At least in the Netherlands, in my social circle, anti-smoking laws are very welcome. Like any issue, it's championed by a few people; and yes, there are people who oppose it. But as far as I can see, there's quite a bit of acceptance, both by non-smokers and smokers.
I would argue that smoke is, by definition, a pollution of the environment, even for smokers. So I should have omitted the 'else' and just left it at 'everyone'. If people knowingly volunteer to expose themselves to it then it should be their right but they do not have the right to impose it on anyone else.
Given the link between certain genes and smoking, why not
make autism illegal?
All that you listed is to protect others from your smoke — which I very welcome. I don't see how the analogy with autism holds there. And even if you have genes which just force you to smoke, please do so that others who don't posses these genes are not forced to breath your medicine.
Right people have the right to be free from smoke and smokers have the right to smoke. Each group need to respect the right of the other, the problem in this case is neither do. The anti-smokers want smoking eliminated all together and to deny smokers their pleasures while the smokers feel they should be able to foist the by-product of their pleasure on others.
The one that I differ with the anti-smokers on is bars. These are institutions with the explicit purpose of pleasure. I think owner of the establishment should be allowed to decide if his establishment is designated smoking or non. The anti-smokers don't like this because the vote would be a resounding we are a smoking establishment. Because for a good deal of the population, they don't care, they would go to a smoking bar. The non-smokers activist hate this because no one want's to hang out at their non-smoking bar. So they ruin it for the rest. In my state Bars where the last public establishments to fall and they fought hard to resist it because patrons had already voted with their feet and smoking bars where more popular than non.
Can you read? Or do you see one piece of a larger argument and go completely blind?
As I said I am a _non-smoker_. I have been for my entire life. Again as I already said I do not care that people smoke around me and I find it a huge inconvenience on myself that I have to go out of my way to be with my friends when the laws are getting restrictive to the point that you cannot smoke anywhere legally in downtown areas except in the middle of a boulevard.
Yet I can't go downtown on a Saturday night without running into drunks and druggies who get into fights and destroy property. I've seen chairs thrown into oncoming traffic by people refused alcohol, I don't see this from any smokers anywhere?
Please cut the fucking naivety here. Alcohol is more destructive to the users health and to our societal health than tobacco, marijuana or LSD, but we're happy with the former being legal while the latter society wants illegal.
IIRC here in Canada it's illegal to smoke in a work vehicle, it's illegal to smoke in your own vehicle if you have a passenger under 18. You can't smoke within X-feet of a building entrance.
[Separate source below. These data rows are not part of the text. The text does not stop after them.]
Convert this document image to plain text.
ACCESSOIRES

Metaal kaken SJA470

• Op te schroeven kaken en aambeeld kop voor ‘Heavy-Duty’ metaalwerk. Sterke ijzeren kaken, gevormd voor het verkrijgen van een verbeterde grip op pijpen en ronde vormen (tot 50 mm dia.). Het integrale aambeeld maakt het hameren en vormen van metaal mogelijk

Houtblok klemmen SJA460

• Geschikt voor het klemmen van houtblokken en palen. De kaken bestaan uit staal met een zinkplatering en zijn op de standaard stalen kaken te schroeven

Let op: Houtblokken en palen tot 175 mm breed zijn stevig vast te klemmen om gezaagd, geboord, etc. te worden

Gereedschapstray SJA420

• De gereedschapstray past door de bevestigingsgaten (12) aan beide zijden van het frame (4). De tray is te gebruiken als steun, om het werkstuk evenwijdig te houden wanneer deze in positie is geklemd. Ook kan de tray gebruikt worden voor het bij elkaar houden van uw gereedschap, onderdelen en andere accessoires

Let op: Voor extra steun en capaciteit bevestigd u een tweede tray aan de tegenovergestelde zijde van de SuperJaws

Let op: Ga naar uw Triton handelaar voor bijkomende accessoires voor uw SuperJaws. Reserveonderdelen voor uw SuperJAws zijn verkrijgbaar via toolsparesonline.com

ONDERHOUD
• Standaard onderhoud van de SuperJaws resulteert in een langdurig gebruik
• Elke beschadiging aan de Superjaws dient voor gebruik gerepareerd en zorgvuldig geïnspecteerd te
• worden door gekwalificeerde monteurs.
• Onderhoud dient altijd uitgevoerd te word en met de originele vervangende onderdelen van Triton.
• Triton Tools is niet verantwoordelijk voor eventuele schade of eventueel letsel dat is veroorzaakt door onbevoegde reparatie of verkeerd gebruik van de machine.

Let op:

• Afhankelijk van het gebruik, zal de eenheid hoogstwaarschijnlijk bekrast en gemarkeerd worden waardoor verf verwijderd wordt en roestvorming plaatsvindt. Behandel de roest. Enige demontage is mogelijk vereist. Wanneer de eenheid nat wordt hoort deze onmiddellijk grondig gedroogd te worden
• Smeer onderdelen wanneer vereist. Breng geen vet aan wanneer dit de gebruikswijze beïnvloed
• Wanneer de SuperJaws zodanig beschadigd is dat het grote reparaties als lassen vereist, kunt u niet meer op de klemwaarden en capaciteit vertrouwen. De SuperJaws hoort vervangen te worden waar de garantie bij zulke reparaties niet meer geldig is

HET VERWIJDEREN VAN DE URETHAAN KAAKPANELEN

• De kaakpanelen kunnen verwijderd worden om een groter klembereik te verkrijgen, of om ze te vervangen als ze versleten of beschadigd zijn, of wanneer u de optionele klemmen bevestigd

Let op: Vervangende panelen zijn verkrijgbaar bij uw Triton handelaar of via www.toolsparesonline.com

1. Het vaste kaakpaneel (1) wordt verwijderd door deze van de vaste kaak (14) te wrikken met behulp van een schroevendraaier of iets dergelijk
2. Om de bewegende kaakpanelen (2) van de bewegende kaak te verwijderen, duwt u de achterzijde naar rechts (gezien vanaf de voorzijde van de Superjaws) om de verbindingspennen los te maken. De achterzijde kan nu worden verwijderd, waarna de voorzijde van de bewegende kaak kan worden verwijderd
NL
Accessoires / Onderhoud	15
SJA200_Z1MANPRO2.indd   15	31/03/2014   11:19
They're trying to make it illegal to smoke in your own home if you have anyone under 18 living there.
I really don't see this as a gentle approach. I'm a non-smoker, I don't give a crap where people smoke and I see this illegalization of smoking to be severely harmful to our society. Given the link between certain genes and smoking, why not make autism illegal? I mean it's harmful to the users and is harmful to society by costing us billions in unearned wages and medical costs.
I'm sick of this nanny state bullshit. At the rate governments are regressing, we will be at full prohibition before we ever see marijuana or LSD legalized.